M&A activity throughout the world's exchanges may improve performance, but it could also make them less competitive.

The recent contagious outbreak of M&A activity in the exchanges world may be the logical continuation of a broader trend towards global link-ups and consolidation, but the scale is unprecedented. The implications for competition and regulation, in the European and US markets in particular, are huge.

These moves are, in part, a result of the threat to traditional exchanges posed by new electronic rivals brought into existence by legislation designed to encourage inter-platform competition. Fortunately for traders and investors, such tie-ups could lead to more efficient, liquid markets as activity concentrates in a smaller number of venues.

But there are dangers too; the benefits of reducing fragmentation are finite, and excessive consolidation will damage competition. Regulatory bodies, with whom approval for the proposed deals ultimately lies, must allow for the benefits offered by larger, more efficient exchanges without forfeiting rivalry.

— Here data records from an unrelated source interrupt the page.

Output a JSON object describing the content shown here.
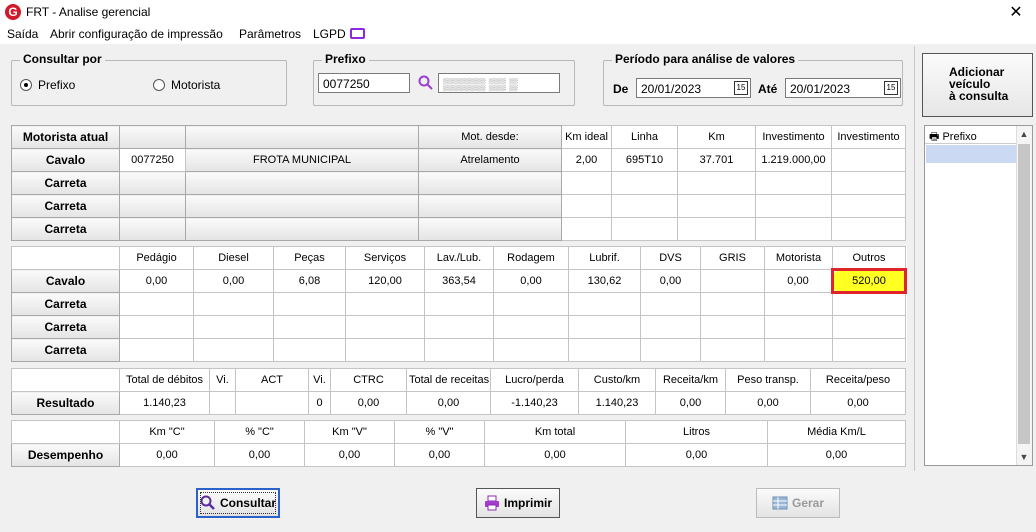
{
  "window": {
    "title": "FRT - Analise gerencial",
    "app_icon": "G"
  },
  "menu": [
    "Saída",
    "Abrir configuração de impressão",
    "Parâmetros",
    "LGPD"
  ],
  "consultar_por": {
    "title": "Consultar por",
    "options": [
      "Prefixo",
      "Motorista"
    ],
    "selected": "Prefixo"
  },
  "prefixo": {
    "title": "Prefixo",
    "value": "0077250",
    "masked_value": "▒▒▒▒▒ ▒▒ ▒"
  },
  "periodo": {
    "title": "Período para análise de valores",
    "de_label": "De",
    "de_value": "20/01/2023",
    "ate_label": "Até",
    "ate_value": "20/01/2023",
    "calendar_glyph": "15"
  },
  "add_button": {
    "line1": "Adicionar",
    "line2": "veículo",
    "line3": "à consulta"
  },
  "prefix_list": {
    "header": "Prefixo"
  },
  "table1": {
    "headers": [
      "Motorista atual",
      "",
      "",
      "Mot. desde:",
      "Km ideal",
      "Linha",
      "Km",
      "Investimento",
      "Investimento"
    ],
    "rows": [
      [
        "Cavalo",
        "0077250",
        "FROTA MUNICIPAL",
        "Atrelamento",
        "2,00",
        "695T10",
        "37.701",
        "1.219.000,00",
        ""
      ],
      [
        "Carreta",
        "",
        "",
        "",
        "",
        "",
        "",
        "",
        ""
      ],
      [
        "Carreta",
        "",
        "",
        "",
        "",
        "",
        "",
        "",
        ""
      ],
      [
        "Carreta",
        "",
        "",
        "",
        "",
        "",
        "",
        "",
        ""
      ]
    ]
  },
  "table2": {
    "headers": [
      "",
      "Pedágio",
      "Diesel",
      "Peças",
      "Serviços",
      "Lav./Lub.",
      "Rodagem",
      "Lubrif.",
      "DVS",
      "GRIS",
      "Motorista",
      "Outros"
    ],
    "rows": [
      [
        "Cavalo",
        "0,00",
        "0,00",
        "6,08",
        "120,00",
        "363,54",
        "0,00",
        "130,62",
        "0,00",
        "",
        "0,00",
        "520,00"
      ],
      [
        "Carreta",
        "",
        "",
        "",
        "",
        "",
        "",
        "",
        "",
        "",
        "",
        ""
      ],
      [
        "Carreta",
        "",
        "",
        "",
        "",
        "",
        "",
        "",
        "",
        "",
        "",
        ""
      ],
      [
        "Carreta",
        "",
        "",
        "",
        "",
        "",
        "",
        "",
        "",
        "",
        "",
        ""
      ]
    ]
  },
  "table3": {
    "headers": [
      "",
      "Total de débitos",
      "Vi.",
      "ACT",
      "Vi.",
      "CTRC",
      "Total de receitas",
      "Lucro/perda",
      "Custo/km",
      "Receita/km",
      "Peso transp.",
      "Receita/peso"
    ],
    "row": [
      "Resultado",
      "1.140,23",
      "",
      "",
      "0",
      "0,00",
      "0,00",
      "-1.140,23",
      "1.140,23",
      "0,00",
      "0,00",
      "0,00"
    ]
  },
  "table4": {
    "headers": [
      "",
      "Km \"C\"",
      "% \"C\"",
      "Km \"V\"",
      "% \"V\"",
      "Km total",
      "Litros",
      "Média Km/L"
    ],
    "row": [
      "Desempenho",
      "0,00",
      "0,00",
      "0,00",
      "0,00",
      "0,00",
      "0,00",
      "0,00"
    ]
  },
  "buttons": {
    "consultar": "Consultar",
    "imprimir": "Imprimir",
    "gerar": "Gerar"
  },
  "colors": {
    "highlight": "#ffff22",
    "highlight_border": "#e0242c",
    "accent": "#2a62c9"
  }
}
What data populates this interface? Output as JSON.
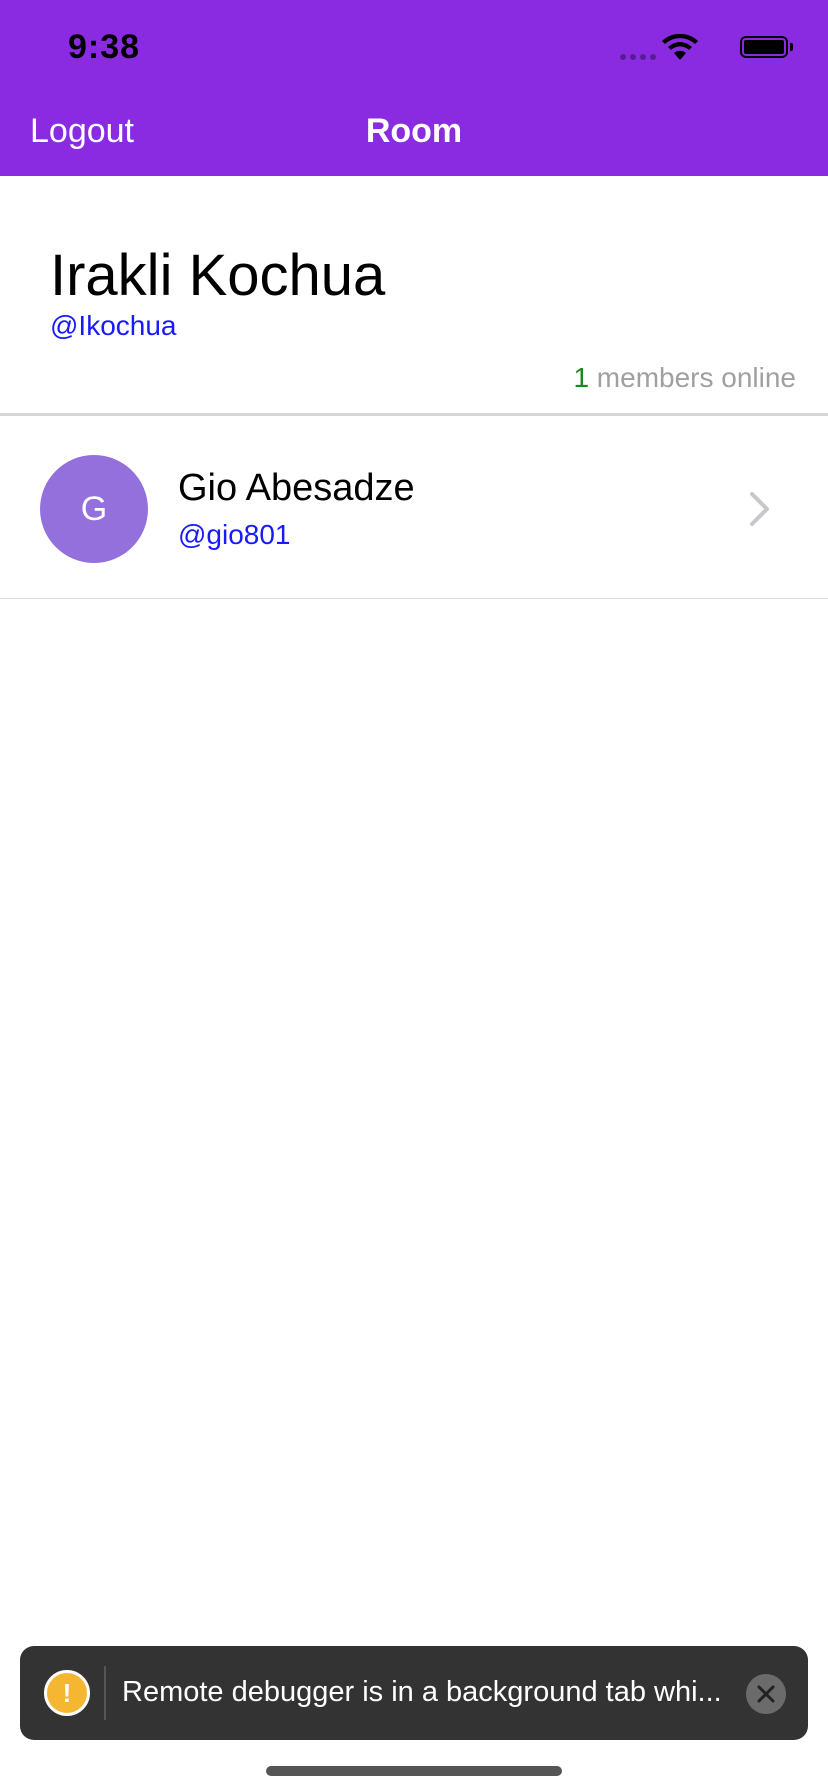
{
  "status_bar": {
    "time": "9:38"
  },
  "nav": {
    "left_label": "Logout",
    "title": "Room"
  },
  "room": {
    "name": "Irakli Kochua",
    "handle": "@Ikochua",
    "online_count": "1",
    "online_label": " members online"
  },
  "members": [
    {
      "initial": "G",
      "name": "Gio Abesadze",
      "handle": "@gio801"
    }
  ],
  "toast": {
    "icon_glyph": "!",
    "message": "Remote debugger is in a background tab whi..."
  },
  "colors": {
    "header": "#8a2be2",
    "avatar": "#9370db",
    "link": "#1a1aff",
    "online": "#1a8a1a"
  }
}
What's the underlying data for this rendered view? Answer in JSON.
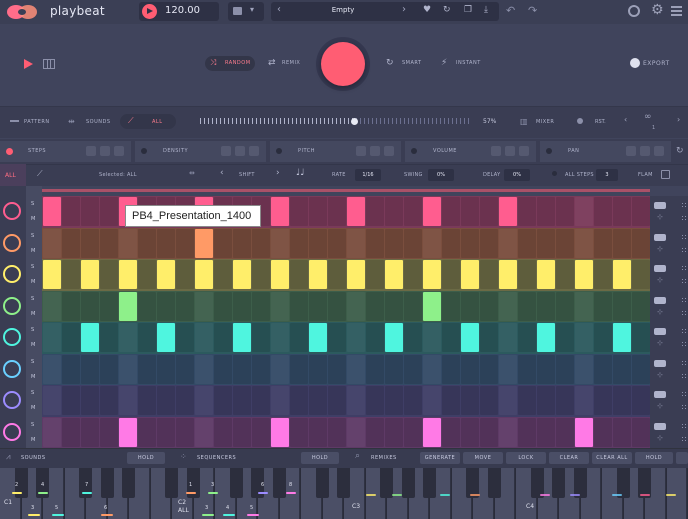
{
  "app": {
    "logo_text": "playbeat",
    "bpm": "120.00",
    "preset_name": "Empty"
  },
  "transport": {
    "random_label": "RANDOM",
    "remix_label": "REMIX",
    "smart_label": "SMART",
    "instant_label": "INSTANT",
    "export_label": "EXPORT"
  },
  "modebar": {
    "pattern_label": "PATTERN",
    "sounds_label": "SOUNDS",
    "all_label": "ALL",
    "percent": "57%",
    "mixer_label": "MIXER",
    "rst_label": "RST.",
    "counter": "1"
  },
  "lanes": {
    "steps_label": "STEPS",
    "density_label": "DENSITY",
    "pitch_label": "PITCH",
    "volume_label": "VOLUME",
    "pan_label": "PAN"
  },
  "controls": {
    "all_tab": "ALL",
    "selected_label": "Selected: ALL",
    "shift_label": "SHIFT",
    "note_icon": "♩♩",
    "rate_label": "RATE",
    "rate_value": "1/16",
    "swing_label": "SWING",
    "swing_value": "0%",
    "delay_label": "DELAY",
    "delay_value": "0%",
    "all_steps_label": "ALL STEPS",
    "all_steps_value": "3",
    "flam_label": "FLAM"
  },
  "grid": {
    "sm_labels": [
      "S",
      "M"
    ],
    "tracks": [
      {
        "name": "kick",
        "icon": "kick-drum-icon",
        "color": "#ff5d8f",
        "dim": "#7a3a5a",
        "steps": [
          0,
          4,
          8,
          12,
          16,
          20,
          24
        ]
      },
      {
        "name": "snare",
        "icon": "snare-icon",
        "color": "#ff9a66",
        "dim": "#7a4e3e",
        "steps": [
          8
        ]
      },
      {
        "name": "hat",
        "icon": "hihat-icon",
        "color": "#ffee6a",
        "dim": "#6b6a45",
        "steps": [
          0,
          2,
          4,
          6,
          8,
          10,
          12,
          14,
          16,
          18,
          20,
          22,
          24,
          26,
          28,
          30
        ]
      },
      {
        "name": "open-hat",
        "icon": "cymbal-icon",
        "color": "#8ef08a",
        "dim": "#3d5e4a",
        "steps": [
          4,
          20
        ]
      },
      {
        "name": "perc",
        "icon": "shaker-icon",
        "color": "#4ff5df",
        "dim": "#2c5a5e",
        "steps": [
          2,
          6,
          10,
          14,
          18,
          22,
          26,
          30
        ]
      },
      {
        "name": "tom",
        "icon": "tom-icon",
        "color": "#6ad0ff",
        "dim": "#334a66",
        "steps": []
      },
      {
        "name": "fx",
        "icon": "wave-icon",
        "color": "#9c8cff",
        "dim": "#3f3e66",
        "steps": []
      },
      {
        "name": "clap",
        "icon": "burst-icon",
        "color": "#ff7ae6",
        "dim": "#5e3a66",
        "steps": [
          4,
          12,
          20,
          28
        ]
      }
    ],
    "tooltip": "PB4_Presentation_1400"
  },
  "bottom": {
    "sounds_label": "SOUNDS",
    "hold1": "HOLD",
    "sequencers_label": "SEQUENCERS",
    "hold2": "HOLD",
    "remixes_label": "REMIXES",
    "generate": "GENERATE",
    "move": "MOVE",
    "lock": "LOCK",
    "clear": "CLEAR",
    "clear_all": "CLEAR ALL",
    "hold3": "HOLD"
  },
  "keyboard": {
    "octave_c1": "C1",
    "octave_c2": "C2",
    "octave_c2_sub": "ALL",
    "octave_c3": "C3",
    "octave_c4": "C4",
    "numbers": [
      "1",
      "2",
      "3",
      "4",
      "5",
      "6",
      "7",
      "8"
    ]
  }
}
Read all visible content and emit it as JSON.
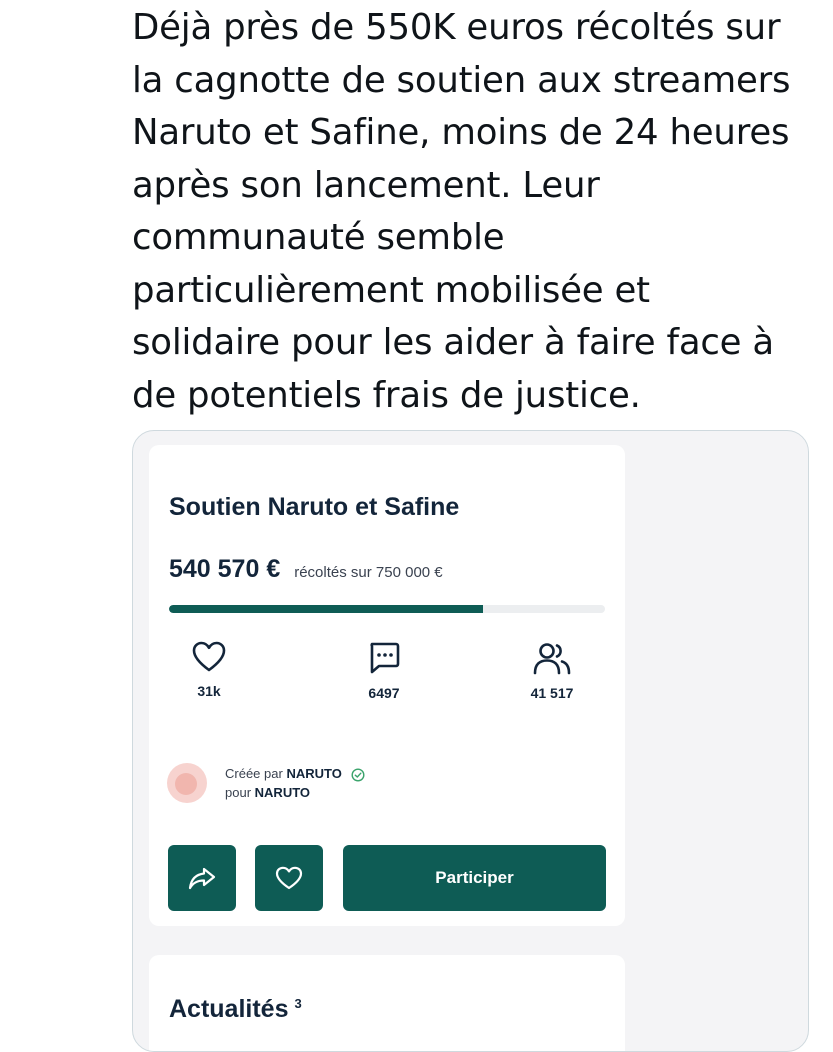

This could be tough when the process of consolidation shows no sign of stopping. Since London Stock Exchange’s announcement of an offer for Toronto Stock Exchange owner TMX Group and the confirmation of Deutsche Börse and NYSE Euronext’s merger plans, there has been a frenzy of rumours, announcements and speculation on potential tie-ups between bourses across the globe.

Nasdaq OMX and IntercontinentalExchange are reported to be in talks, and several others have made it clear that they are open to international alliances. Even SIX Group CEO Urs Rueegsegger, who recently insisted that Swiss Exchange is not for sale, qualified his comments with an admission that if all of the proposed mergers do take place, the bourse may reassess its position.

Precisely how these international conglomerates will be governed must be addressed. Any exchange with a global presence will, of course, fall under the jurisdictions of several regulators, and be required to operate in accordance with foreign legislation. Regulators may also have concerns about the extent that their will can be imposed when revenues from trading carried out under their stewardship could flow to a recipient subject to different requirements.

Whatever the situation though, political concerns should not be allowed to cloud regulatory judgement. The prospect of the New York Stock Exchange having owners in Europe has raised hackles in the US, for example. But if the global securities markets are better off as a result, then flag-waving should not be allowed to get in the way.